Animation Caption: Sea Surface Height Anomaly (SSHA) from -30 cm (blue) to 30 cm (red) over the global ocean, arrows on top represent the ocean currents. The circular shapes of those anomalies are mesoscale eddies. The panels present a side-by-side comparison between the NeurOST method and the conventional method widely used. First, the SSHA, then the derived ocean current speed and finally the vorticity are shown to illustrate NeurOST’s capability to retrieve fine details of the ocean eddies.
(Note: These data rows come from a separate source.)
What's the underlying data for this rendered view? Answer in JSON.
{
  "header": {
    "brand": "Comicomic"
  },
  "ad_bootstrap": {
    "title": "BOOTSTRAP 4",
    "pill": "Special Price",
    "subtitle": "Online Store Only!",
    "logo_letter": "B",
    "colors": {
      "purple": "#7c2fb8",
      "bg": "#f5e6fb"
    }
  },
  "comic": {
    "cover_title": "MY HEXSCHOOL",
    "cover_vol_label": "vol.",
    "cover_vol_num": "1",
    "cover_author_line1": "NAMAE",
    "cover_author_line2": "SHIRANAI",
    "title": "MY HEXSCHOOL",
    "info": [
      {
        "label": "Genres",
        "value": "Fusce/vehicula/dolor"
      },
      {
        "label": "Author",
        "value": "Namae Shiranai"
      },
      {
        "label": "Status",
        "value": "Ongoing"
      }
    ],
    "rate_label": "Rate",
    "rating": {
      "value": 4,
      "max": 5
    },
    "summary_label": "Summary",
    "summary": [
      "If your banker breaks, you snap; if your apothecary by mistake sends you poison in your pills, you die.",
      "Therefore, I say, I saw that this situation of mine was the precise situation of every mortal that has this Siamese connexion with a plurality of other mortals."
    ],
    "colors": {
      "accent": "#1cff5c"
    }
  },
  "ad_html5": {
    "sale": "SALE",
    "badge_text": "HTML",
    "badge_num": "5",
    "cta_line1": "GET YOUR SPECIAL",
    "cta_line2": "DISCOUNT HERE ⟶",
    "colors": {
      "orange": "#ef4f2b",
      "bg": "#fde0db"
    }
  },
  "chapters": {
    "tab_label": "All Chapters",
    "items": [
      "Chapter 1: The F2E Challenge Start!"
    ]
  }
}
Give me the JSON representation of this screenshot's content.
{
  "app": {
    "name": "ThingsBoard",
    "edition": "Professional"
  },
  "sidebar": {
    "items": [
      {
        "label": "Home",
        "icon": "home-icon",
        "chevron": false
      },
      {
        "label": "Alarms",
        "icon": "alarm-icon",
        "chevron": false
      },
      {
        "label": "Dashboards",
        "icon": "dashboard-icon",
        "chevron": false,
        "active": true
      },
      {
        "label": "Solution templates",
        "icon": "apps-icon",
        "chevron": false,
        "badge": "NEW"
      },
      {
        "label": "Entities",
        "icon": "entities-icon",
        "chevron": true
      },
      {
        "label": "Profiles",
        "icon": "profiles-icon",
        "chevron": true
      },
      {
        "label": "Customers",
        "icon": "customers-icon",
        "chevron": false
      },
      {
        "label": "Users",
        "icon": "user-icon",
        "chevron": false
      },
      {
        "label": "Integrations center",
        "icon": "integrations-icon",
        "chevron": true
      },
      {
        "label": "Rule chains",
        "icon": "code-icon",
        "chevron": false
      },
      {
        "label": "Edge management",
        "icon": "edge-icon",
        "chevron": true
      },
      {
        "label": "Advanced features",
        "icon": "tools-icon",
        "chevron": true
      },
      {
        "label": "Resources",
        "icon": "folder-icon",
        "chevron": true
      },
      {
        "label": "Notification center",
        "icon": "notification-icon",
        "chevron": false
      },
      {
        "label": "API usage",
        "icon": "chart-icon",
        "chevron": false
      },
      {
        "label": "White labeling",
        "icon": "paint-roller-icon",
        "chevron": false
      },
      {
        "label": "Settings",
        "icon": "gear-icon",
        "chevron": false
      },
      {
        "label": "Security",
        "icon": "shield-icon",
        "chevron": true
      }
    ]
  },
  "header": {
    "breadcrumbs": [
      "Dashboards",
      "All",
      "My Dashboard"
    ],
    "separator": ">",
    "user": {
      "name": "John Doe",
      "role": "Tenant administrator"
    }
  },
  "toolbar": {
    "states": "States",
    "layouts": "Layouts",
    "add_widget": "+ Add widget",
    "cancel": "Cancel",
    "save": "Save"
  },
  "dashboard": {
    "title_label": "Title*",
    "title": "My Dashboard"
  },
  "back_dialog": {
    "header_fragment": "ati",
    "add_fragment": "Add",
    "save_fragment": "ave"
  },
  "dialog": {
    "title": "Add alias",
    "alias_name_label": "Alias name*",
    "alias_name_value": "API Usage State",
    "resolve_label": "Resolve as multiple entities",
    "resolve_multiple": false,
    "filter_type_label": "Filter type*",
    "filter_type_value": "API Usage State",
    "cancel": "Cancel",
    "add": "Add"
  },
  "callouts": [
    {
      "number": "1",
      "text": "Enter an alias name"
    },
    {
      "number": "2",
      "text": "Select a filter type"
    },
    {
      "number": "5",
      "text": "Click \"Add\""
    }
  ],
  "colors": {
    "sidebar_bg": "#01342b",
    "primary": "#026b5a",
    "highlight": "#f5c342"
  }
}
Mesoscale eddies, circular currents of water with diameters spanning from 50 to 300 kilometers, transport freshwater, heat, carbon, nutrients, etc. around the world and within the ocean, profoundly impacting marine ecosystems and the Earth's climate. They also account for over 80% of the ocean’s kinetic energy, the energy created by the movement of ocean water. Mesoscale eddies are therefore critical components of the global ocean circulation and climate, and need to be better characterized and understood.
Satellite altimetry measuring Sea Surface Height (SSH), from which ocean currents can be deduced, has been a valuable tool in tracking these ocean mesoscale eddies over the past three decades1. However, tracking eddies from SSH observations poses significant challenges due to the limitations of conventional nadir altimeters, such as Sentinel-6 Michael Freilich. These instruments measure sea level along the nadir track, which leaves large gaps between tracks. Therefore, it is necessary to interpolate these observations using an a-priori estimation of the relationship between different measurements in space and in time. This results in global grids of SSH with spatial and temporal resolutions of ~100km and 10 days, respectively, which limits the two-dimensional eddy reconstruction and tracking. Researchers are starting to leverage the recent advancement of machine learning to overcome those limitations. The recently published SSH gridded product, NeurOST, on PO.DAAC is a notable example.
The novel method combines Sea Surface Temperature anomaly (SSTA) and along-track nadir altimeter SSH anomaly (SSHA) data to create a new daily higher resolution SSHA and ocean current dataset2. This artificial intelligence (AI) method called deep learning teaches computers to recognize patterns and connections in space and time in a combination of data, here SSHA and SSTA. The resulting animation above, spanning from January 2018 to December 2023, displays NeurOST SSHA estimates with ocean currents on top as arrows. The height of the sea surface has highs (red) and lows (blue) indicating ocean eddies and currents. The animation then zooms in a very energetic area in the western Pacific Ocean and shows some comparisons between this new artificial intelligence method and the observations from conventional gridded altimetry products (Data Unification and Altimeter Combination System; DUACS). First, the SSHA are displayed, then the ocean current speed computed from both products and finally, the vorticity, that represents the rotation of the ocean water mass. We can see the improved ability of this new AI product to capture features such as ocean eddies. This suggests that AI methods such as deep learning can be powerful tools to study our oceans.
The machine learning methodology and data product were developed by an Ocean Surface Topography Science Team at the University of Washington and sponsored by NASA Physical Oceanography program (PO). The method was published in two publications2,3 and welcomes further investigations. The project is emerging as an essential component of the newly established NASA Ocean AI Working Group, an important step forward by NASA PO teams to advance modern satellite data synthesis. By leveraging cutting-edge machine learning techniques, researchers can explore how to effectively process and analyze vast amounts of satellite data to enhance understanding of the Earth's oceans and ultimately improve climate predictions.